The path is not a smooth one: challenges ahead
However this new model of cross-disciplinary collaboration runs the risk of leaving behind smaller community hospitals, who may lack access to the technology needed to participate in such complex research. Patients in less wealthy countries are also missing out on newer treatments and clinical trials, for the same reasons. The translational medicine revolution still needs to develop the infrastructure to ensure the benefits of translational research are extended to all, not just the most wealthy or well-equipped.
There are also concerns that the increasing focus on translational research will be to the detriment of basic research. It is easy to forget that the fundamental groundwork for the astonishing successes we are currently seeing in the field of cancer immunotherapy was laid many decades ago.
The speed with which discoveries are being brought to trial conceals the long, hard work done by basic scientists: without their efforts, we would have nothing to test.

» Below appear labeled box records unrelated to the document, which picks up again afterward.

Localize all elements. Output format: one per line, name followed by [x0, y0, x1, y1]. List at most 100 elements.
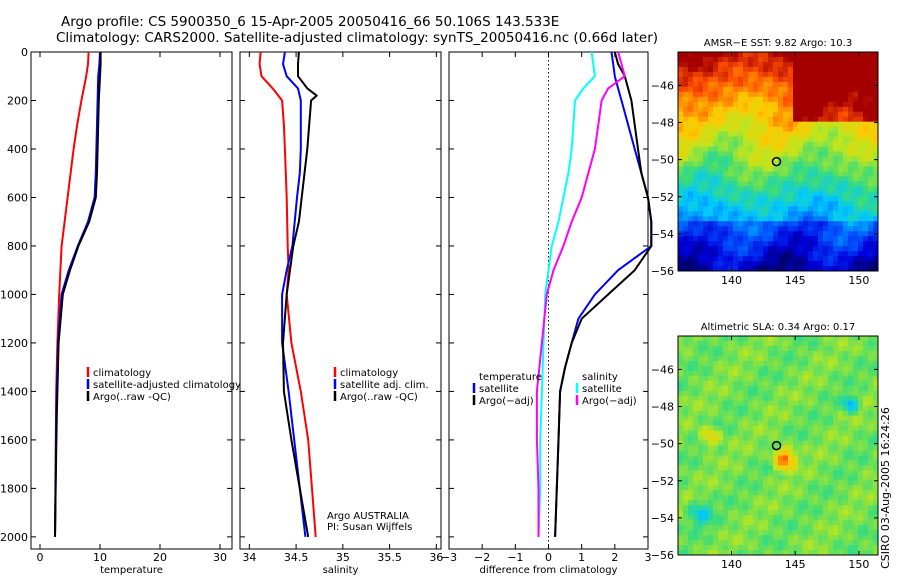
heatmap-cell [848, 545, 854, 551]
heatmap-cell [743, 171, 749, 178]
heatmap-cell [693, 495, 699, 501]
heatmap-cell [838, 346, 844, 352]
heatmap-cell [708, 146, 714, 153]
heatmap-cell [758, 430, 764, 437]
heatmap-cell [733, 535, 739, 541]
heatmap-cell [703, 365, 709, 372]
heatmap-cell [723, 370, 729, 377]
heatmap-cell [808, 460, 814, 466]
heatmap-cell [863, 540, 869, 546]
heatmap-cell [733, 480, 739, 486]
heatmap-cell [823, 445, 829, 452]
heatmap-cell [723, 336, 729, 342]
heatmap-cell [688, 256, 694, 262]
heatmap-cell [678, 370, 684, 377]
heatmap-cell [823, 191, 829, 197]
heatmap-cell [678, 495, 684, 501]
heatmap-cell [783, 52, 789, 58]
heatmap-cell [868, 186, 874, 192]
heatmap-cell [743, 266, 749, 271]
heatmap-cell [693, 460, 699, 466]
heatmap-cell [713, 490, 719, 496]
heatmap-cell [703, 455, 709, 462]
heatmap-cell [718, 360, 724, 367]
heatmap-cell [723, 181, 729, 187]
heatmap-cell [743, 495, 749, 501]
heatmap-cell [868, 520, 874, 526]
heatmap-cell [688, 435, 694, 442]
heatmap-cell [698, 81, 704, 88]
heatmap-cell [713, 535, 719, 541]
heatmap-cell [873, 216, 878, 222]
heatmap-cell [803, 460, 809, 466]
heatmap-cell [813, 336, 819, 342]
heatmap-cell [843, 400, 849, 407]
heatmap-cell [733, 495, 739, 501]
heatmap-cell [858, 211, 864, 217]
heatmap-cell [733, 400, 739, 407]
heatmap-cell [763, 266, 769, 271]
heatmap-cell [833, 410, 839, 417]
heatmap-cell [813, 530, 819, 536]
heatmap-cell [713, 530, 719, 536]
heatmap-cell [723, 71, 729, 78]
heatmap-cell [683, 420, 689, 427]
heatmap-cell [753, 131, 759, 138]
heatmap-cell [683, 141, 689, 148]
heatmap-cell [863, 440, 869, 447]
heatmap-cell [813, 415, 819, 422]
heatmap-cell [683, 530, 689, 536]
heatmap-cell [773, 375, 779, 382]
heatmap-cell [763, 520, 769, 526]
heatmap-cell [813, 395, 819, 402]
heatmap-cell [793, 400, 799, 407]
heatmap-cell [873, 370, 878, 377]
heatmap-cell [763, 490, 769, 496]
heatmap-cell [823, 81, 829, 88]
heatmap-cell [763, 460, 769, 466]
x-tick-label: 3 [645, 551, 652, 564]
heatmap-cell [838, 161, 844, 168]
heatmap-cell [853, 341, 859, 347]
heatmap-cell [813, 505, 819, 511]
heatmap-cell [868, 380, 874, 387]
heatmap-cell [778, 211, 784, 217]
heatmap-cell [703, 231, 709, 237]
heatmap-cell [863, 550, 869, 555]
heatmap-cell [683, 196, 689, 202]
heatmap-cell [713, 495, 719, 501]
heatmap-cell [743, 435, 749, 442]
heatmap-cell [688, 62, 694, 68]
heatmap-cell [723, 256, 729, 262]
heatmap-cell [828, 76, 834, 83]
x-tick-label: −3 [441, 551, 457, 564]
heatmap-cell [688, 96, 694, 103]
y-tick-label: −54 [651, 512, 674, 525]
heatmap-cell [688, 405, 694, 412]
heatmap-cell [728, 101, 734, 108]
heatmap-cell [858, 116, 864, 123]
heatmap-cell [773, 166, 779, 173]
heatmap-cell [688, 465, 694, 471]
heatmap-cell [693, 355, 699, 362]
heatmap-cell [808, 470, 814, 476]
heatmap-cell [858, 455, 864, 462]
heatmap-cell [768, 111, 774, 118]
heatmap-cell [803, 346, 809, 352]
heatmap-cell [808, 500, 814, 506]
heatmap-cell [733, 211, 739, 217]
heatmap-cell [873, 261, 878, 267]
heatmap-cell [718, 96, 724, 103]
heatmap-cell [763, 450, 769, 457]
heatmap-cell [868, 96, 874, 103]
heatmap-cell [753, 151, 759, 158]
heatmap-cell [683, 66, 689, 73]
heatmap-cell [678, 166, 684, 173]
heatmap-cell [783, 425, 789, 432]
heatmap-cell [693, 470, 699, 476]
heatmap-cell [723, 500, 729, 506]
heatmap-cell [848, 156, 854, 163]
heatmap-cell [753, 221, 759, 227]
heatmap-cell [858, 186, 864, 192]
heatmap-cell [688, 480, 694, 486]
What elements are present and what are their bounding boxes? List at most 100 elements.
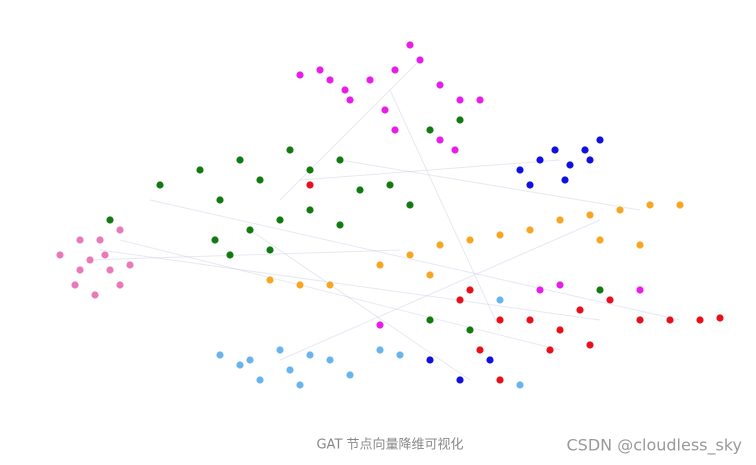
- node-point: [555, 280, 565, 290]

While we embrace the excitement of translational medicine, we must also work to ensure high-quality fundamental research is not neglected, because that is the foundation upon which future translational research projects will be built.
Personalised medicine also brings with it a challenge to the existing clinical trial model, which often relies on large numbers and a broad brush-stroke approach to prove efficacy. We are now faced with the question of how to trial therapeutic approaches that may only be relevant to a very small percentage of patients with a particular molecular sub-type; the extreme of which being the n=1 clinical trial.
Collaborate to translate
Translational medicine is as much about collaboration as it is about technological progress. These are exciting times for cancer research and therapy, as huge advances in computing power and the speed of communication mean large volumes of data can be exchanged rapidly around the world.
Where once research groups would work more or less in isolation, we are now seeing the emergence of collaborative networks; bringing together the collective scientific might of the many cancer centres that have embraced the translational approach to cancer research and therapy.